Methods: eCART combines 27 different lab values and vital signs to generate a patient-specific risk score between 0 and 100. Patients with scores 93-96 and ≥ 97 are considered at moderate and high risk of clinical deterioration, respectively. Clinicians caring for such patients are prompted to fill out a clinical pathway to indicate whether they believe the physiology is ‘stable/expected’ or they are ‘managing instability’. This was considered the nursing disposition variable and served as the measure of intuition in our study. We conducted a retrospective analysis examining all non-hospice adult patients on inpatient wards between January 2019 and August 2021 with available eCART and nursing disposition data. All dispositions and eCART scores between the first disposition and ward discharge were considered. MEWS scores were also calculated for each of these time points. AUCs were then calculated for models based on eCART score only, MEWS only, nursing disposition only, combined eCART/disposition risk score, and combined MEWS/disposition risk score. Combined risk scores were calculated by assigning a numerical value to the nursing disposition and equally weighting this value with the eCART or MEWS score. The outcome of interest was clinical deterioration (defined as cardiac arrest, ICU transfer, or death) within 24 hours of the nursing disposition or eCART score.

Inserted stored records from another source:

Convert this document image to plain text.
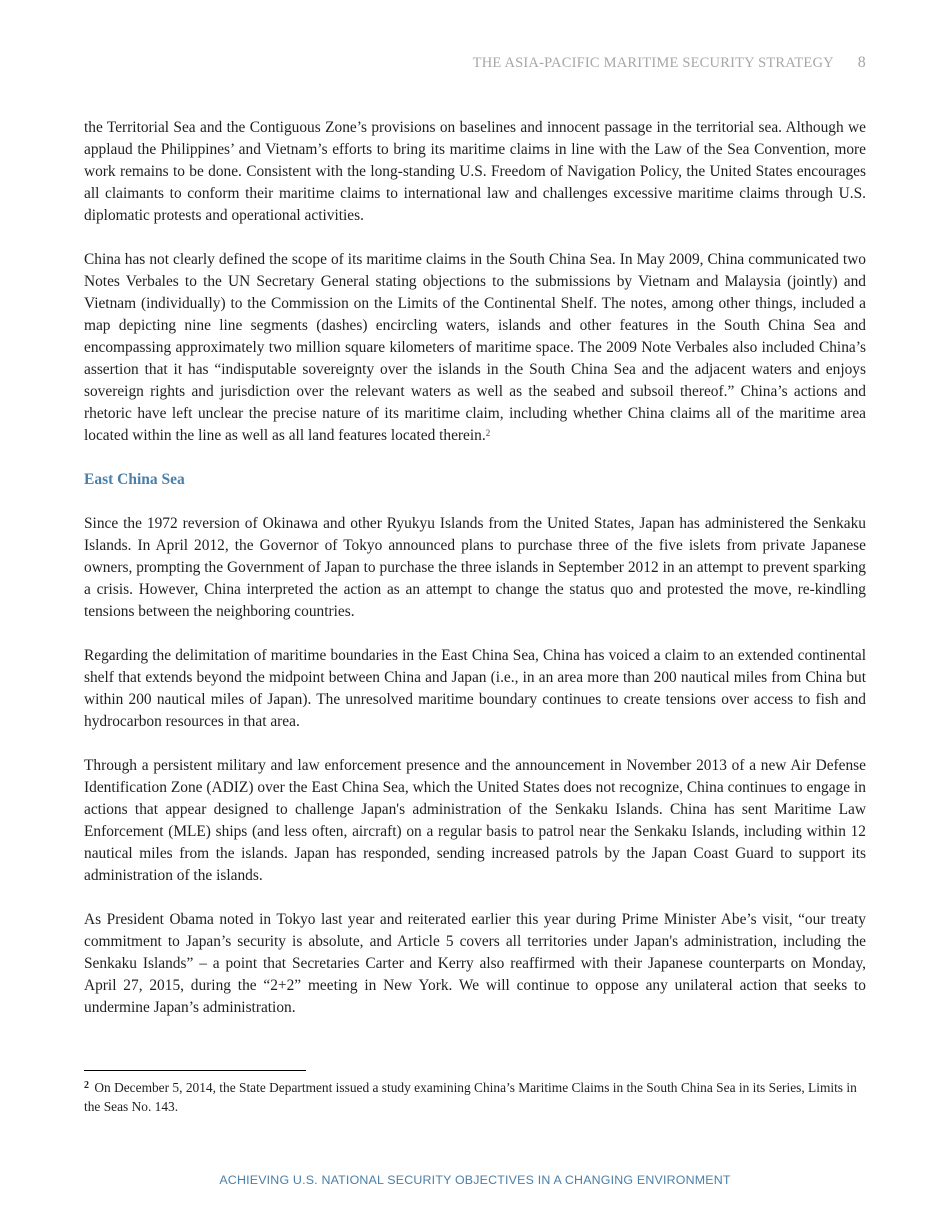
THE ASIA-PACIFIC MARITIME SECURITY STRATEGY 8

the Territorial Sea and the Contiguous Zone’s provisions on baselines and innocent passage in the territorial sea. Although we applaud the Philippines’ and Vietnam’s efforts to bring its maritime claims in line with the Law of the Sea Convention, more work remains to be done. Consistent with the long-standing U.S. Freedom of Navigation Policy, the United States encourages all claimants to conform their maritime claims to international law and challenges excessive maritime claims through U.S. diplomatic protests and operational activities.

China has not clearly defined the scope of its maritime claims in the South China Sea. In May 2009, China communicated two Notes Verbales to the UN Secretary General stating objections to the submissions by Vietnam and Malaysia (jointly) and Vietnam (individually) to the Commission on the Limits of the Continental Shelf. The notes, among other things, included a map depicting nine line segments (dashes) encircling waters, islands and other features in the South China Sea and encompassing approximately two million square kilometers of maritime space. The 2009 Note Verbales also included China’s assertion that it has “indisputable sovereignty over the islands in the South China Sea and the adjacent waters and enjoys sovereign rights and jurisdiction over the relevant waters as well as the seabed and subsoil thereof.” China’s actions and rhetoric have left unclear the precise nature of its maritime claim, including whether China claims all of the maritime area located within the line as well as all land features located therein.$^2$

East China Sea

Since the 1972 reversion of Okinawa and other Ryukyu Islands from the United States, Japan has administered the Senkaku Islands. In April 2012, the Governor of Tokyo announced plans to purchase three of the five islets from private Japanese owners, prompting the Government of Japan to purchase the three islands in September 2012 in an attempt to prevent sparking a crisis. However, China interpreted the action as an attempt to change the status quo and protested the move, re-kindling tensions between the neighboring countries.

Regarding the delimitation of maritime boundaries in the East China Sea, China has voiced a claim to an extended continental shelf that extends beyond the midpoint between China and Japan (i.e., in an area more than 200 nautical miles from China but within 200 nautical miles of Japan). The unresolved maritime boundary continues to create tensions over access to fish and hydrocarbon resources in that area.

Through a persistent military and law enforcement presence and the announcement in November 2013 of a new Air Defense Identification Zone (ADIZ) over the East China Sea, which the United States does not recognize, China continues to engage in actions that appear designed to challenge Japan's administration of the Senkaku Islands. China has sent Maritime Law Enforcement (MLE) ships (and less often, aircraft) on a regular basis to patrol near the Senkaku Islands, including within 12 nautical miles from the islands. Japan has responded, sending increased patrols by the Japan Coast Guard to support its administration of the islands.

As President Obama noted in Tokyo last year and reiterated earlier this year during Prime Minister Abe’s visit, “our treaty commitment to Japan’s security is absolute, and Article 5 covers all territories under Japan's administration, including the Senkaku Islands” – a point that Secretaries Carter and Kerry also reaffirmed with their Japanese counterparts on Monday, April 27, 2015, during the “2+2” meeting in New York. We will continue to oppose any unilateral action that seeks to undermine Japan’s administration.

$^2$ On December 5, 2014, the State Department issued a study examining China’s Maritime Claims in the South China Sea in its Series, Limits in the Seas No. 143.
ACHIEVING U.S. NATIONAL SECURITY OBJECTIVES IN A CHANGING ENVIRONMENT
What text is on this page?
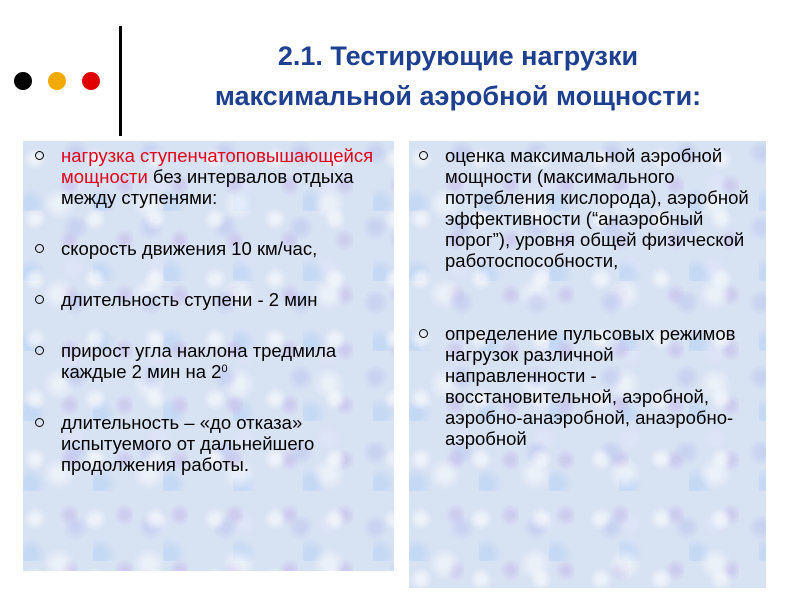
2.1. Тестирующие нагрузки
максимальной аэробной мощности:
нагрузка ступенчатоповышающейся мощности без интервалов отдыха между ступенями:
скорость движения 10 км/час,
длительность ступени - 2 мин
прирост угла наклона тредмила каждые 2 мин на $2^0$
длительность – «до отказа» испытуемого от дальнейшего продолжения работы.
оценка максимальной аэробной мощности (максимального потребления кислорода), аэробной эффективности (“анаэробный порог”), уровня общей физической работоспособности,
определение пульсовых режимов нагрузок различной направленности - восстановительной, аэробной, аэробно-анаэробной, анаэробно-аэробной
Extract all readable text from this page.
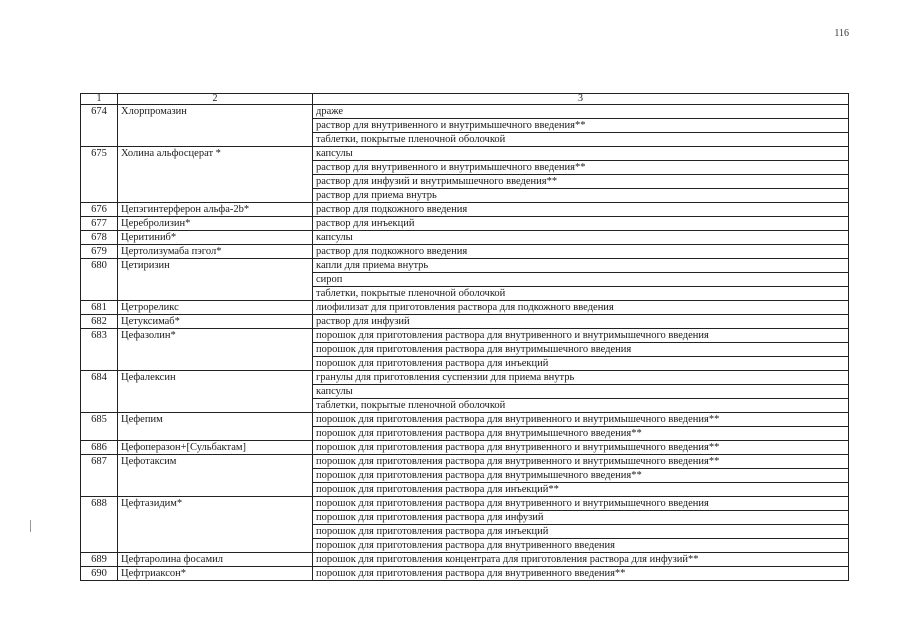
116
1	2	3
674	Хлорпромазин	драже
		раствор для внутривенного и внутримышечного введения**
		таблетки, покрытые пленочной оболочкой
675	Холина альфосцерат *	капсулы
		раствор для внутривенного и внутримышечного введения**
		раствор для инфузий и внутримышечного введения**
		раствор для приема внутрь
676	Цепэгинтерферон альфа-2b*	раствор для подкожного введения
677	Церебролизин*	раствор для инъекций
678	Церитиниб*	капсулы
679	Цертолизумаба пэгол*	раствор для подкожного введения
680	Цетиризин	капли для приема внутрь
		сироп
		таблетки, покрытые пленочной оболочкой
681	Цетрореликс	лиофилизат для приготовления раствора для подкожного введения
682	Цетуксимаб*	раствор для инфузий
683	Цефазолин*	порошок для приготовления раствора для внутривенного и внутримышечного введения
		порошок для приготовления раствора для внутримышечного введения
		порошок для приготовления раствора для инъекций
684	Цефалексин	гранулы для приготовления суспензии для приема внутрь
		капсулы
		таблетки, покрытые пленочной оболочкой
685	Цефепим	порошок для приготовления раствора для внутривенного и внутримышечного введения**
		порошок для приготовления раствора для внутримышечного введения**
686	Цефоперазон+[Сульбактам]	порошок для приготовления раствора для внутривенного и внутримышечного введения**
687	Цефотаксим	порошок для приготовления раствора для внутривенного и внутримышечного введения**
		порошок для приготовления раствора для внутримышечного введения**
		порошок для приготовления раствора для инъекций**
688	Цефтазидим*	порошок для приготовления раствора для внутривенного и внутримышечного введения
		порошок для приготовления раствора для инфузий
		порошок для приготовления раствора для инъекций
		порошок для приготовления раствора для внутривенного введения
689	Цефтаролина фосамил	порошок для приготовления концентрата для приготовления раствора для инфузий**
690	Цефтриаксон*	порошок для приготовления раствора для внутривенного введения**
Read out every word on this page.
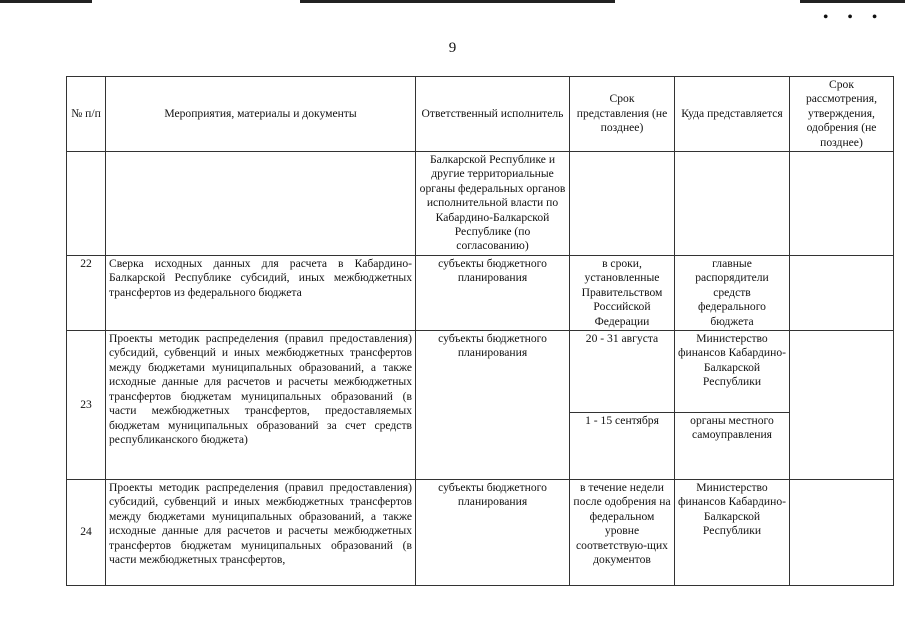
• • •
9
№ п/п	Мероприятия, материалы и документы	Ответственный исполнитель	Срок представления (не позднее)	Куда представляется	Срок рассмотрения, утверждения, одобрения (не позднее)
		Балкарской Республике и другие территориальные органы федеральных органов исполнительной власти по Кабардино-Балкарской Республике (по согласованию)			
22	Сверка исходных данных для расчета в Кабардино-Балкарской Республике субсидий, иных межбюджетных трансфертов из федерального бюджета	субъекты бюджетного планирования	в сроки, установленные Правительством Российской Федерации	главные распорядители средств федерального бюджета	
23	Проекты методик распределения (правил предоставления) субсидий, субвенций и иных межбюджетных трансфертов между бюджетами муниципальных образований, а также исходные данные для расчетов и расчеты межбюджетных трансфертов бюджетам муниципальных образований (в части межбюджетных трансфертов, предоставляемых бюджетам муниципальных образований за счет средств республиканского бюджета)	субъекты бюджетного планирования	20 - 31 августа	Министерство финансов Кабардино-Балкарской Республики	
			1 - 15 сентября	органы местного самоуправления	
24	Проекты методик распределения (правил предоставления) субсидий, субвенций и иных межбюджетных трансфертов между бюджетами муниципальных образований, а также исходные данные для расчетов и расчеты межбюджетных трансфертов бюджетам муниципальных образований (в части межбюджетных трансфертов,	субъекты бюджетного планирования	в течение недели после одобрения на федеральном уровне соответствую-щих документов	Министерство финансов Кабардино-Балкарской Республики	
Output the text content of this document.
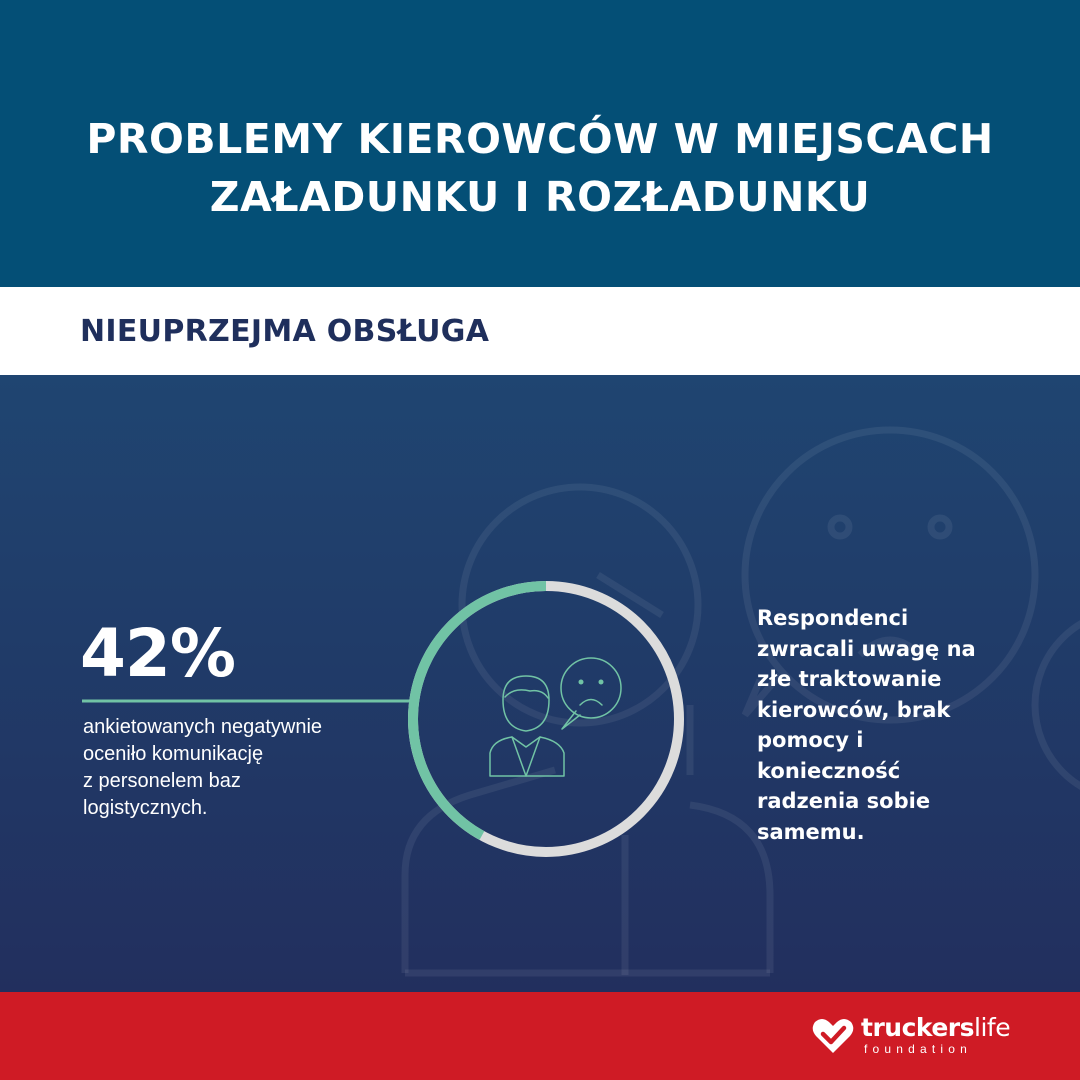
PROBLEMY KIEROWCÓW W MIEJSCACH
ZAŁADUNKU I ROZŁADUNKU
NIEUPRZEJMA OBSŁUGA
42%
ankietowanych negatywnie
oceniło komunikację
z personelem baz
logistycznych.
Respondenci
zwracali uwagę na
złe traktowanie
kierowców, brak
pomocy i
konieczność
radzenia sobie
samemu.
truckerslife
foundation
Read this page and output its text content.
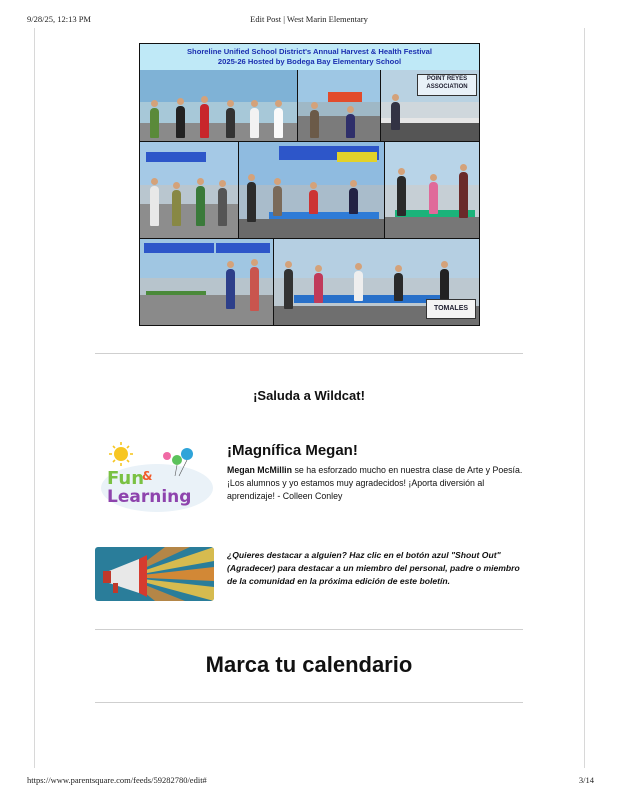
9/28/25, 12:13 PM	Edit Post | West Marin Elementary
Shoreline Unified School District's Annual Harvest & Health Festival
2025-26 Hosted by Bodega Bay Elementary School
POINT REYES
ASSOCIATION
TOMALES
¡Saluda a Wildcat!
Fun
&
Learning
¡Magnífica Megan!
Megan McMillin se ha esforzado mucho en nuestra clase de Arte y Poesía. ¡Los alumnos y yo estamos muy agradecidos! ¡Aporta diversión al aprendizaje! - Colleen Conley
¿Quieres destacar a alguien? Haz clic en el botón azul "Shout Out" (Agradecer) para destacar a un miembro del personal, padre o miembro de la comunidad en la próxima edición de este boletín.
Marca tu calendario
https://www.parentsquare.com/feeds/59282780/edit#	3/14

Results: The final sample included 14,265 patients. All available eCART scores, nursing dispositions, retroactively assigned MEWS scores, and combined risk scores were considered. AUCs were calculated on 4,430,190 observations and used to compare the predictive accuracy of five different models. eCART alone [0.78, 0.78-0.78] was more predictive of clinical deterioration than MEWS alone [0.72, 0.72-0.72]. The combined eCART/disposition model [0.75, 0.75-0.75] and MEWS/disposition model [0.71, 0.71-0.71] were less predictive than eCART or MEWS alone. A model solely based on nursing disposition [0.56, 0.56-0.56] was the least predictive. p-values for all comparisons were < 0.001.

Conclusions: Incorporating a binary measure of intuition into early warning scores, such as MEWS and eCART, did not improve their ability to detect clinical deterioration. Further research is needed to ascertain the value of incorporating more graded measures of intuition into early warning tools.